Elias d’Imzalene, a founding member of Urgence Palestine, was charged with “incitement to antisemitic hatred and violence”. The speech was given in Paris in September 2024 during a political gathering where pro-Palestinian voices declared their renewed intent to mobilise against the genocide.

“Are we ready to carry out an intifada in Paris? In the banlieues? In our neighbourhoods?”

When d’Imzalene uttered these words, he could not have known that a native informant was secretly recording everything. The informant gained recognition as an “insider” who exposed Muslims as inherently violent and antisemitic through literary works celebrated by Islamophobes.

After publishing extracts of the speech on his X account and declaring that “intifada” actually meant “civil war”, the state initiated legal proceedings against d’Imzalene.
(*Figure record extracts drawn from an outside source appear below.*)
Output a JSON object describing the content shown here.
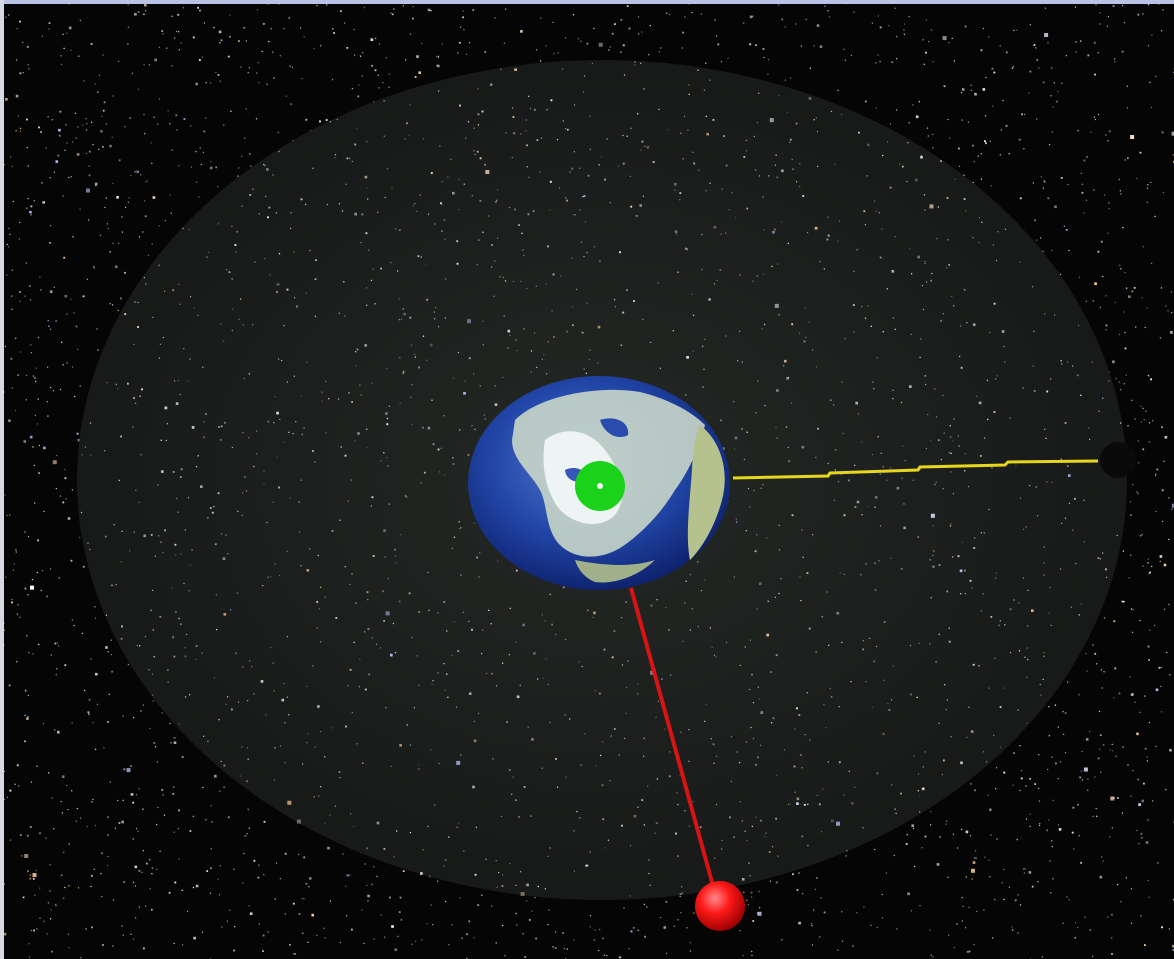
{
  "scene": {
    "background": "starfield",
    "colors": {
      "space": "#050505",
      "disc": "#1e221f",
      "earth_ocean": "#1f3fa0",
      "earth_land": "#a9b88c",
      "earth_cloud": "#e8eef0",
      "marker_green": "#1bd21b",
      "marker_red": "#ff1a1a",
      "line_yellow": "#e6d61d",
      "line_red": "#d61414",
      "frame_top": "#b9c3e6"
    },
    "objects": {
      "earth": "earth-globe",
      "green_marker": "green-dot-marker",
      "red_marker": "red-sphere-marker",
      "yellow_line": "yellow-orbit-line",
      "red_line": "red-link-line",
      "disc": "translucent-disc"
    }
  }
}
A number of Zionist organisations openly supportive of the Israeli genocidal government declared their intent to join as plaintiffs in the case.

A first trial resulted in a suspended sentence and a fine. D’Imzalene appealed his conviction, and a second trial was held in January 2026.

The prosecution of d’Imzalene is part of a wider effort in France to criminalise Palestinian solidarity by treating the language of anti-colonial resistance as antisemitic hatred and violence, a move backed by Islamophobic and pro-Israel groups and reinforced by foreign lobbying.